Art and the Limits of ‘Awareness’ Politics, M. Neelika Jayawardane, δημοσίευση Artreview Magazine [11/11/2022]
Reflections on Guantánamo, this year’s Berlin Biennale controversy, and the artworld’s tendency for shallow political consciousness
Although the US public has long grown weary of the violent aftermath of its wars in Iraq and Afghanistan, the repercussions of its invasions continue to be felt by the people of those landscapes. Recently, 75-year-old Saifullah Paracha – the oldest prisoner at the Guantánamo Bay Detention Camp (GTMO) – was released and returned to his home in Pakistan. He had been imprisoned there since 2003 on suspicion of connections to al-Qaida. Like the majority of the roughly 780 men who were held indefinitely at GTMO, he was never formally charged with a crime. Most who were detained at GTMO have now been released; each have been quietly ‘disappeared’ into the countries in which they were born or into a US-allied state. Dedicated journalists, organisations like Amnesty, and a small phalanx of pro bono lawyers were all that kept them from near-total erasure.
Throughout the so-called Global War on Terror, the US and its allies worked hard to make their crimes invisible. But then, in April 2004, CBS News broadcast an image leak revealing footage of US troops abusing detainees held in Iraq’s Abu Ghraib prison. In June 2003, long before these reports shocked a global public, Amnesty International had raised the alarm about widespread allegations of prisoner abuse – the year the United States invaded Iraq and took over Abu Ghraib prison. That year, the American Civil Liberties Union had filed a freedom-of-information request for records relating to the abuse and torture of prisoners in US detention centres overseas. In February 2016, after over a decade of legal battles and stonewalling, the US Department of Defense released 198 photos, each ‘relating to prisoner abuse by U.S. military personnel in Iraq and Afghanistan’.

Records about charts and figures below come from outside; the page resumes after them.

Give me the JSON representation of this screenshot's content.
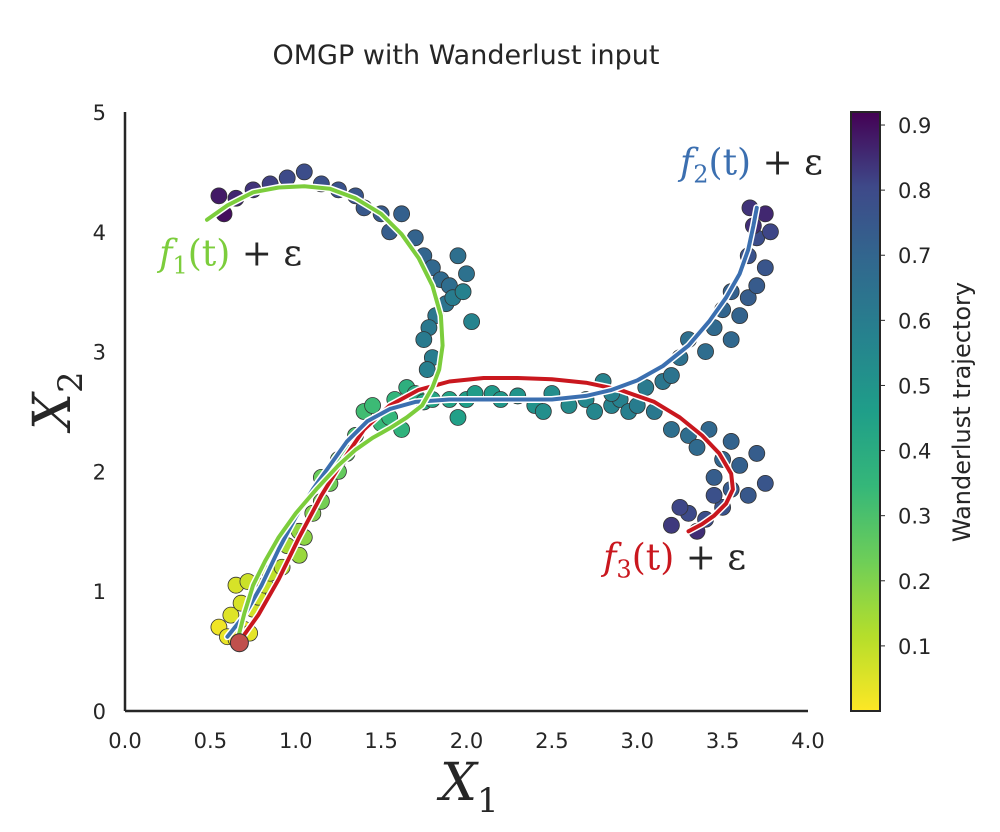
{
  "chart_data": {
    "type": "scatter",
    "title": "OMGP with Wanderlust input",
    "xlabel": "X",
    "xlabel_sub": "1",
    "ylabel": "X",
    "ylabel_sub": "2",
    "xlim": [
      0.0,
      4.0
    ],
    "ylim": [
      0,
      5
    ],
    "xticks": [
      "0.0",
      "0.5",
      "1.0",
      "1.5",
      "2.0",
      "2.5",
      "3.0",
      "3.5",
      "4.0"
    ],
    "yticks": [
      "0",
      "1",
      "2",
      "3",
      "4",
      "5"
    ],
    "grid": false,
    "colorbar": {
      "label": "Wanderlust trajectory",
      "colormap": "viridis",
      "range": [
        0.0,
        0.92
      ],
      "ticks": [
        "0.1",
        "0.2",
        "0.3",
        "0.4",
        "0.5",
        "0.6",
        "0.7",
        "0.8",
        "0.9"
      ]
    },
    "points": [
      [
        0.55,
        0.7,
        0.02
      ],
      [
        0.6,
        0.62,
        0.03
      ],
      [
        0.65,
        0.6,
        0.02
      ],
      [
        0.7,
        0.68,
        0.03
      ],
      [
        0.73,
        0.65,
        0.04
      ],
      [
        0.62,
        0.8,
        0.05
      ],
      [
        0.68,
        0.9,
        0.06
      ],
      [
        0.75,
        0.85,
        0.07
      ],
      [
        0.78,
        0.95,
        0.08
      ],
      [
        0.82,
        1.05,
        0.09
      ],
      [
        0.65,
        1.05,
        0.06
      ],
      [
        0.72,
        1.08,
        0.08
      ],
      [
        0.85,
        1.15,
        0.1
      ],
      [
        0.92,
        1.2,
        0.12
      ],
      [
        0.95,
        1.38,
        0.14
      ],
      [
        1.02,
        1.3,
        0.16
      ],
      [
        1.02,
        1.5,
        0.17
      ],
      [
        1.05,
        1.45,
        0.18
      ],
      [
        1.1,
        1.65,
        0.2
      ],
      [
        1.15,
        1.75,
        0.22
      ],
      [
        1.2,
        1.9,
        0.23
      ],
      [
        1.15,
        1.95,
        0.24
      ],
      [
        1.25,
        2.0,
        0.25
      ],
      [
        1.25,
        2.1,
        0.27
      ],
      [
        1.3,
        2.15,
        0.28
      ],
      [
        1.35,
        2.3,
        0.3
      ],
      [
        1.4,
        2.5,
        0.32
      ],
      [
        1.45,
        2.55,
        0.33
      ],
      [
        1.5,
        2.4,
        0.34
      ],
      [
        1.55,
        2.45,
        0.35
      ],
      [
        1.58,
        2.6,
        0.36
      ],
      [
        1.62,
        2.35,
        0.37
      ],
      [
        1.65,
        2.7,
        0.38
      ],
      [
        1.7,
        2.65,
        0.4
      ],
      [
        1.75,
        2.58,
        0.42
      ],
      [
        1.8,
        2.6,
        0.43
      ],
      [
        1.9,
        2.6,
        0.44
      ],
      [
        1.95,
        2.45,
        0.45
      ],
      [
        2.0,
        2.6,
        0.46
      ],
      [
        2.05,
        2.65,
        0.47
      ],
      [
        2.15,
        2.65,
        0.48
      ],
      [
        2.2,
        2.6,
        0.49
      ],
      [
        2.3,
        2.63,
        0.5
      ],
      [
        2.4,
        2.55,
        0.51
      ],
      [
        2.45,
        2.5,
        0.52
      ],
      [
        2.5,
        2.65,
        0.53
      ],
      [
        2.6,
        2.55,
        0.54
      ],
      [
        2.7,
        2.6,
        0.55
      ],
      [
        2.75,
        2.5,
        0.56
      ],
      [
        2.85,
        2.55,
        0.57
      ],
      [
        2.9,
        2.6,
        0.58
      ],
      [
        2.95,
        2.5,
        0.59
      ],
      [
        3.0,
        2.55,
        0.6
      ],
      [
        2.8,
        2.75,
        0.57
      ],
      [
        2.85,
        2.65,
        0.58
      ],
      [
        3.05,
        2.7,
        0.61
      ],
      [
        3.1,
        2.5,
        0.62
      ],
      [
        3.15,
        2.75,
        0.63
      ],
      [
        3.2,
        2.8,
        0.64
      ],
      [
        3.25,
        2.95,
        0.65
      ],
      [
        3.3,
        3.1,
        0.66
      ],
      [
        3.4,
        3.0,
        0.67
      ],
      [
        3.45,
        3.2,
        0.68
      ],
      [
        3.55,
        3.1,
        0.69
      ],
      [
        3.5,
        3.35,
        0.7
      ],
      [
        3.6,
        3.3,
        0.71
      ],
      [
        3.55,
        3.5,
        0.72
      ],
      [
        3.65,
        3.45,
        0.73
      ],
      [
        3.7,
        3.55,
        0.74
      ],
      [
        3.75,
        3.7,
        0.76
      ],
      [
        3.65,
        3.8,
        0.77
      ],
      [
        3.7,
        3.95,
        0.79
      ],
      [
        3.78,
        4.0,
        0.81
      ],
      [
        3.66,
        4.2,
        0.84
      ],
      [
        3.75,
        4.15,
        0.86
      ],
      [
        3.68,
        4.05,
        0.85
      ],
      [
        3.2,
        2.35,
        0.66
      ],
      [
        3.3,
        2.3,
        0.67
      ],
      [
        3.35,
        2.2,
        0.68
      ],
      [
        3.42,
        2.35,
        0.69
      ],
      [
        3.5,
        2.1,
        0.7
      ],
      [
        3.55,
        2.25,
        0.71
      ],
      [
        3.6,
        2.05,
        0.72
      ],
      [
        3.45,
        1.95,
        0.73
      ],
      [
        3.55,
        1.85,
        0.74
      ],
      [
        3.65,
        1.8,
        0.75
      ],
      [
        3.7,
        2.15,
        0.73
      ],
      [
        3.75,
        1.9,
        0.76
      ],
      [
        3.5,
        1.7,
        0.77
      ],
      [
        3.4,
        1.6,
        0.79
      ],
      [
        3.3,
        1.65,
        0.8
      ],
      [
        3.25,
        1.7,
        0.81
      ],
      [
        3.2,
        1.55,
        0.83
      ],
      [
        3.35,
        1.5,
        0.85
      ],
      [
        3.45,
        1.8,
        0.78
      ],
      [
        0.55,
        4.3,
        0.88
      ],
      [
        0.58,
        4.15,
        0.9
      ],
      [
        0.65,
        4.28,
        0.86
      ],
      [
        0.75,
        4.35,
        0.84
      ],
      [
        0.85,
        4.4,
        0.82
      ],
      [
        0.95,
        4.45,
        0.8
      ],
      [
        1.05,
        4.5,
        0.79
      ],
      [
        1.15,
        4.4,
        0.78
      ],
      [
        1.25,
        4.35,
        0.77
      ],
      [
        1.35,
        4.3,
        0.76
      ],
      [
        1.4,
        4.2,
        0.75
      ],
      [
        1.5,
        4.15,
        0.74
      ],
      [
        1.55,
        4.0,
        0.73
      ],
      [
        1.62,
        4.15,
        0.72
      ],
      [
        1.7,
        3.95,
        0.71
      ],
      [
        1.75,
        3.8,
        0.7
      ],
      [
        1.8,
        3.7,
        0.69
      ],
      [
        1.85,
        3.6,
        0.68
      ],
      [
        1.9,
        3.55,
        0.67
      ],
      [
        1.95,
        3.8,
        0.66
      ],
      [
        2.0,
        3.65,
        0.65
      ],
      [
        1.88,
        3.4,
        0.64
      ],
      [
        1.82,
        3.3,
        0.63
      ],
      [
        1.78,
        3.2,
        0.62
      ],
      [
        1.75,
        3.1,
        0.61
      ],
      [
        1.8,
        2.95,
        0.6
      ],
      [
        1.77,
        2.85,
        0.59
      ],
      [
        1.92,
        3.45,
        0.6
      ],
      [
        1.98,
        3.5,
        0.58
      ],
      [
        2.03,
        3.25,
        0.57
      ]
    ],
    "series": [
      {
        "name": "f1(t) + ε",
        "color": "#7ccd3c",
        "x": [
          0.48,
          0.6,
          0.75,
          0.9,
          1.05,
          1.2,
          1.35,
          1.5,
          1.62,
          1.72,
          1.8,
          1.85,
          1.86,
          1.84,
          1.8,
          1.74,
          1.65,
          1.55,
          1.45,
          1.35,
          1.25,
          1.12,
          1.0,
          0.9,
          0.82,
          0.75,
          0.7,
          0.66
        ],
        "y": [
          4.1,
          4.22,
          4.33,
          4.37,
          4.38,
          4.36,
          4.28,
          4.15,
          3.98,
          3.78,
          3.55,
          3.3,
          3.05,
          2.85,
          2.7,
          2.55,
          2.45,
          2.36,
          2.28,
          2.18,
          2.05,
          1.85,
          1.65,
          1.45,
          1.25,
          1.05,
          0.82,
          0.6
        ]
      },
      {
        "name": "f2(t) + ε",
        "color": "#3b6fb0",
        "x": [
          0.6,
          0.7,
          0.8,
          0.9,
          1.0,
          1.1,
          1.2,
          1.3,
          1.42,
          1.55,
          1.7,
          1.9,
          2.1,
          2.3,
          2.5,
          2.7,
          2.85,
          3.0,
          3.15,
          3.3,
          3.42,
          3.52,
          3.6,
          3.65,
          3.68,
          3.7
        ],
        "y": [
          0.62,
          0.8,
          1.05,
          1.35,
          1.62,
          1.85,
          2.05,
          2.25,
          2.42,
          2.52,
          2.58,
          2.6,
          2.6,
          2.6,
          2.6,
          2.63,
          2.68,
          2.76,
          2.88,
          3.05,
          3.25,
          3.45,
          3.65,
          3.85,
          4.05,
          4.2
        ]
      },
      {
        "name": "f3(t) + ε",
        "color": "#c9171e",
        "x": [
          0.68,
          0.78,
          0.9,
          1.02,
          1.15,
          1.28,
          1.4,
          1.55,
          1.72,
          1.9,
          2.1,
          2.3,
          2.5,
          2.7,
          2.9,
          3.1,
          3.25,
          3.38,
          3.48,
          3.55,
          3.56,
          3.52,
          3.45,
          3.38,
          3.3
        ],
        "y": [
          0.6,
          0.8,
          1.1,
          1.45,
          1.8,
          2.1,
          2.35,
          2.55,
          2.68,
          2.75,
          2.78,
          2.78,
          2.77,
          2.74,
          2.68,
          2.58,
          2.45,
          2.3,
          2.15,
          1.98,
          1.85,
          1.73,
          1.63,
          1.56,
          1.5
        ]
      }
    ],
    "series_labels": [
      {
        "f": "f",
        "sub": "1",
        "rest": "(t)",
        "tail": " + ε",
        "color": "#7ccd3c",
        "anchor_x": 0.2,
        "anchor_y": 3.72
      },
      {
        "f": "f",
        "sub": "2",
        "rest": "(t)",
        "tail": " + ε",
        "color": "#3b6fb0",
        "anchor_x": 3.25,
        "anchor_y": 4.48
      },
      {
        "f": "f",
        "sub": "3",
        "rest": "(t)",
        "tail": " + ε",
        "color": "#c9171e",
        "anchor_x": 2.8,
        "anchor_y": 1.18
      }
    ],
    "start_point": {
      "x": 0.67,
      "y": 0.57,
      "color": "#c0504d"
    }
  }
}
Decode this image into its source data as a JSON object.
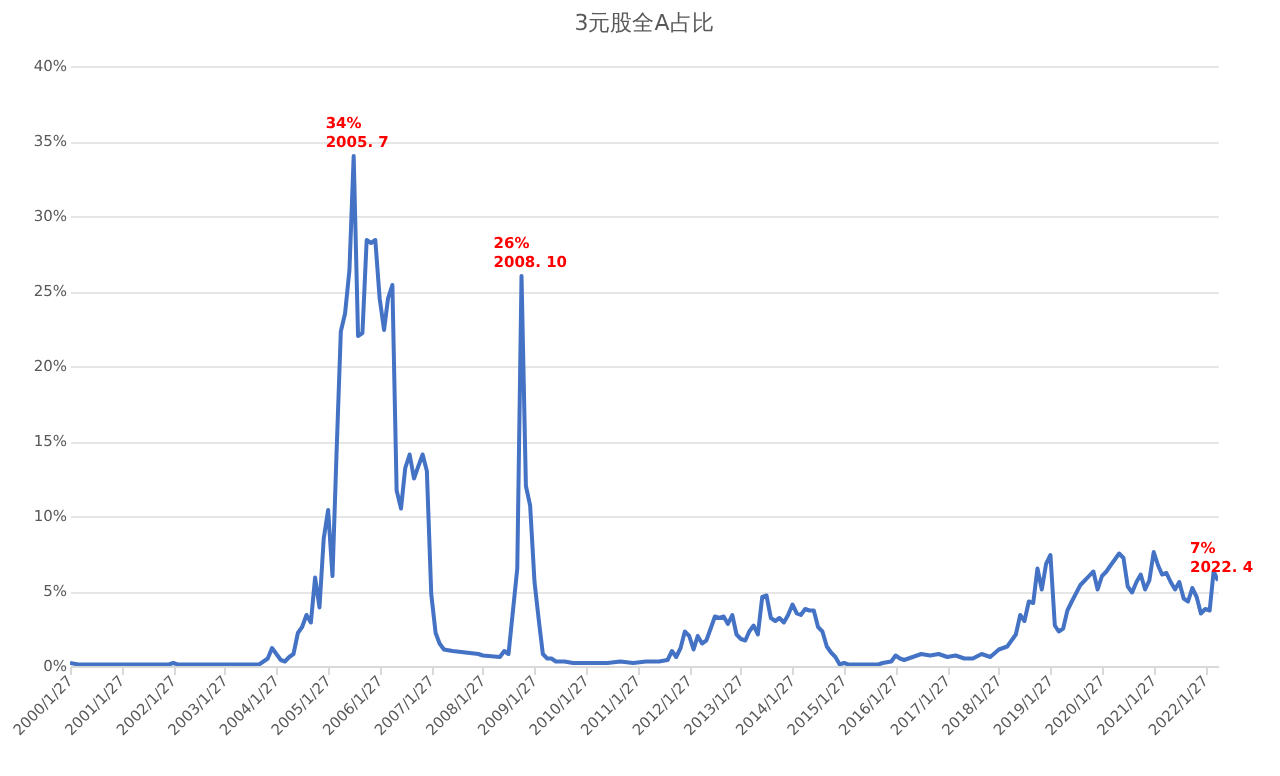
{
  "chart_data": {
    "type": "line",
    "title": "3元股全A占比",
    "x": [
      "2000-01-27",
      "2000-03-27",
      "2000-07-27",
      "2001-01-27",
      "2001-07-27",
      "2001-12-27",
      "2002-01-27",
      "2002-02-27",
      "2002-07-27",
      "2003-01-27",
      "2003-03-27",
      "2003-06-27",
      "2003-09-27",
      "2003-11-27",
      "2003-12-27",
      "2004-01-27",
      "2004-02-27",
      "2004-03-27",
      "2004-04-27",
      "2004-05-27",
      "2004-06-27",
      "2004-07-27",
      "2004-08-27",
      "2004-09-27",
      "2004-10-27",
      "2004-11-27",
      "2004-12-27",
      "2005-01-27",
      "2005-02-27",
      "2005-03-27",
      "2005-04-27",
      "2005-05-27",
      "2005-06-27",
      "2005-07-27",
      "2005-08-27",
      "2005-09-27",
      "2005-10-27",
      "2005-11-27",
      "2005-12-27",
      "2006-01-27",
      "2006-02-27",
      "2006-03-27",
      "2006-04-27",
      "2006-05-27",
      "2006-06-27",
      "2006-07-27",
      "2006-08-27",
      "2006-09-27",
      "2006-10-27",
      "2006-11-27",
      "2006-12-27",
      "2007-01-27",
      "2007-02-27",
      "2007-03-27",
      "2007-04-27",
      "2007-06-27",
      "2007-09-27",
      "2007-12-27",
      "2008-01-27",
      "2008-05-27",
      "2008-06-27",
      "2008-07-27",
      "2008-09-27",
      "2008-10-27",
      "2008-11-27",
      "2008-12-27",
      "2009-01-27",
      "2009-02-27",
      "2009-03-27",
      "2009-04-27",
      "2009-05-27",
      "2009-06-27",
      "2009-08-27",
      "2009-10-27",
      "2010-01-27",
      "2010-06-27",
      "2010-09-27",
      "2010-12-27",
      "2011-03-27",
      "2011-06-27",
      "2011-08-27",
      "2011-09-27",
      "2011-10-27",
      "2011-11-27",
      "2011-12-27",
      "2012-01-27",
      "2012-02-27",
      "2012-03-27",
      "2012-04-27",
      "2012-05-27",
      "2012-06-27",
      "2012-07-27",
      "2012-08-27",
      "2012-09-27",
      "2012-10-27",
      "2012-11-27",
      "2012-12-27",
      "2013-01-27",
      "2013-02-27",
      "2013-03-27",
      "2013-04-27",
      "2013-05-27",
      "2013-06-27",
      "2013-07-27",
      "2013-08-27",
      "2013-09-27",
      "2013-10-27",
      "2013-11-27",
      "2013-12-27",
      "2014-01-27",
      "2014-02-27",
      "2014-03-27",
      "2014-04-27",
      "2014-05-27",
      "2014-06-27",
      "2014-07-27",
      "2014-08-27",
      "2014-09-27",
      "2014-10-27",
      "2014-11-27",
      "2014-12-27",
      "2015-01-27",
      "2015-02-27",
      "2015-09-27",
      "2015-10-27",
      "2015-12-27",
      "2016-01-27",
      "2016-02-27",
      "2016-03-27",
      "2016-05-27",
      "2016-07-27",
      "2016-09-27",
      "2016-11-27",
      "2017-01-27",
      "2017-03-27",
      "2017-05-27",
      "2017-07-27",
      "2017-09-27",
      "2017-11-27",
      "2018-01-27",
      "2018-03-27",
      "2018-05-27",
      "2018-06-27",
      "2018-07-27",
      "2018-08-27",
      "2018-09-27",
      "2018-10-27",
      "2018-11-27",
      "2018-12-27",
      "2019-01-27",
      "2019-02-27",
      "2019-03-27",
      "2019-04-27",
      "2019-05-27",
      "2019-06-27",
      "2019-08-27",
      "2019-09-27",
      "2019-10-27",
      "2019-11-27",
      "2019-12-27",
      "2020-01-27",
      "2020-02-27",
      "2020-03-27",
      "2020-04-27",
      "2020-05-27",
      "2020-06-27",
      "2020-07-27",
      "2020-08-27",
      "2020-09-27",
      "2020-10-27",
      "2020-11-27",
      "2020-12-27",
      "2021-01-27",
      "2021-02-27",
      "2021-03-27",
      "2021-04-27",
      "2021-05-27",
      "2021-06-27",
      "2021-07-27",
      "2021-08-27",
      "2021-09-27",
      "2021-10-27",
      "2021-11-27",
      "2021-12-27",
      "2022-01-27",
      "2022-02-27",
      "2022-03-27",
      "2022-04-27"
    ],
    "series": [
      {
        "color": "#4472c4",
        "values": [
          0.2,
          0.1,
          0.1,
          0.1,
          0.1,
          0.1,
          0.2,
          0.1,
          0.1,
          0.1,
          0.1,
          0.1,
          0.1,
          0.5,
          1.2,
          0.8,
          0.4,
          0.3,
          0.6,
          0.8,
          2.2,
          2.6,
          3.4,
          2.9,
          5.9,
          3.9,
          8.5,
          10.4,
          6.0,
          14,
          22.3,
          23.5,
          26.4,
          34,
          22.0,
          22.2,
          28.4,
          28.2,
          28.4,
          24.5,
          22.4,
          24.5,
          25.4,
          11.7,
          10.5,
          13.2,
          14.1,
          12.5,
          13.3,
          14.1,
          13.0,
          4.8,
          2.2,
          1.5,
          1.1,
          1.0,
          0.9,
          0.8,
          0.7,
          0.6,
          1.0,
          0.8,
          6.5,
          26,
          12,
          10.7,
          5.6,
          3.0,
          0.8,
          0.5,
          0.5,
          0.3,
          0.3,
          0.2,
          0.2,
          0.2,
          0.3,
          0.2,
          0.3,
          0.3,
          0.4,
          1.0,
          0.6,
          1.2,
          2.3,
          2.0,
          1.1,
          2.0,
          1.5,
          1.7,
          2.5,
          3.3,
          3.2,
          3.3,
          2.8,
          3.4,
          2.1,
          1.8,
          1.7,
          2.3,
          2.7,
          2.1,
          4.6,
          4.7,
          3.2,
          3.0,
          3.2,
          2.9,
          3.4,
          4.1,
          3.5,
          3.4,
          3.8,
          3.7,
          3.7,
          2.6,
          2.3,
          1.3,
          0.9,
          0.6,
          0.1,
          0.2,
          0.1,
          0.1,
          0.2,
          0.3,
          0.7,
          0.5,
          0.4,
          0.6,
          0.8,
          0.7,
          0.8,
          0.6,
          0.7,
          0.5,
          0.5,
          0.8,
          0.6,
          1.1,
          1.3,
          2.1,
          3.4,
          3.0,
          4.3,
          4.2,
          6.5,
          5.1,
          6.8,
          7.4,
          2.7,
          2.3,
          2.5,
          3.7,
          4.3,
          5.4,
          5.7,
          6.0,
          6.3,
          5.1,
          6.0,
          6.3,
          6.7,
          7.1,
          7.5,
          7.2,
          5.3,
          4.9,
          5.6,
          6.1,
          5.1,
          5.7,
          7.6,
          6.7,
          6.1,
          6.2,
          5.6,
          5.1,
          5.6,
          4.5,
          4.3,
          5.2,
          4.6,
          3.5,
          3.8,
          3.7,
          6.3,
          5.7
        ]
      }
    ],
    "xlim": [
      "2000-01-27",
      "2022-04-27"
    ],
    "xticks": [
      {
        "value": "2000-01-27",
        "label": "2000/1/27"
      },
      {
        "value": "2001-01-27",
        "label": "2001/1/27"
      },
      {
        "value": "2002-01-27",
        "label": "2002/1/27"
      },
      {
        "value": "2003-01-27",
        "label": "2003/1/27"
      },
      {
        "value": "2004-01-27",
        "label": "2004/1/27"
      },
      {
        "value": "2005-01-27",
        "label": "2005/1/27"
      },
      {
        "value": "2006-01-27",
        "label": "2006/1/27"
      },
      {
        "value": "2007-01-27",
        "label": "2007/1/27"
      },
      {
        "value": "2008-01-27",
        "label": "2008/1/27"
      },
      {
        "value": "2009-01-27",
        "label": "2009/1/27"
      },
      {
        "value": "2010-01-27",
        "label": "2010/1/27"
      },
      {
        "value": "2011-01-27",
        "label": "2011/1/27"
      },
      {
        "value": "2012-01-27",
        "label": "2012/1/27"
      },
      {
        "value": "2013-01-27",
        "label": "2013/1/27"
      },
      {
        "value": "2014-01-27",
        "label": "2014/1/27"
      },
      {
        "value": "2015-01-27",
        "label": "2015/1/27"
      },
      {
        "value": "2016-01-27",
        "label": "2016/1/27"
      },
      {
        "value": "2017-01-27",
        "label": "2017/1/27"
      },
      {
        "value": "2018-01-27",
        "label": "2018/1/27"
      },
      {
        "value": "2019-01-27",
        "label": "2019/1/27"
      },
      {
        "value": "2020-01-27",
        "label": "2020/1/27"
      },
      {
        "value": "2021-01-27",
        "label": "2021/1/27"
      },
      {
        "value": "2022-01-27",
        "label": "2022/1/27"
      }
    ],
    "ylim": [
      0,
      40
    ],
    "yticks": [
      {
        "value": 0,
        "label": "0%"
      },
      {
        "value": 5,
        "label": "5%"
      },
      {
        "value": 10,
        "label": "10%"
      },
      {
        "value": 15,
        "label": "15%"
      },
      {
        "value": 20,
        "label": "20%"
      },
      {
        "value": 25,
        "label": "25%"
      },
      {
        "value": 30,
        "label": "30%"
      },
      {
        "value": 35,
        "label": "35%"
      },
      {
        "value": 40,
        "label": "40%"
      }
    ],
    "grid": "y",
    "annotations": [
      {
        "text": "34%\n2005. 7",
        "x": "2005-07-27",
        "y": 34
      },
      {
        "text": "26%\n2008. 10",
        "x": "2008-10-27",
        "y": 26
      },
      {
        "text": "7%\n2022. 4",
        "x": "2022-04-27",
        "y": 5.7
      }
    ]
  }
}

The released caches of low-resolution photographs plainly showed dead bodies of Iraqi prisoners lying on the concrete floors, some with flesh wounds, gunshot marks and blood seeping out. Others showed prisoners being tortured by US troops, who grinned and posed for the camera. Many prisoners were partially or completely naked; hands bound behind their backs with plastic ties; blindfolded with black hoods placed over their heads; filthy, with noticeable bruises and what looked like faeces smeared over their bodies, faces and hair. In many photographs, snarling dogs strained at their leashes, inches from cringing prisoners.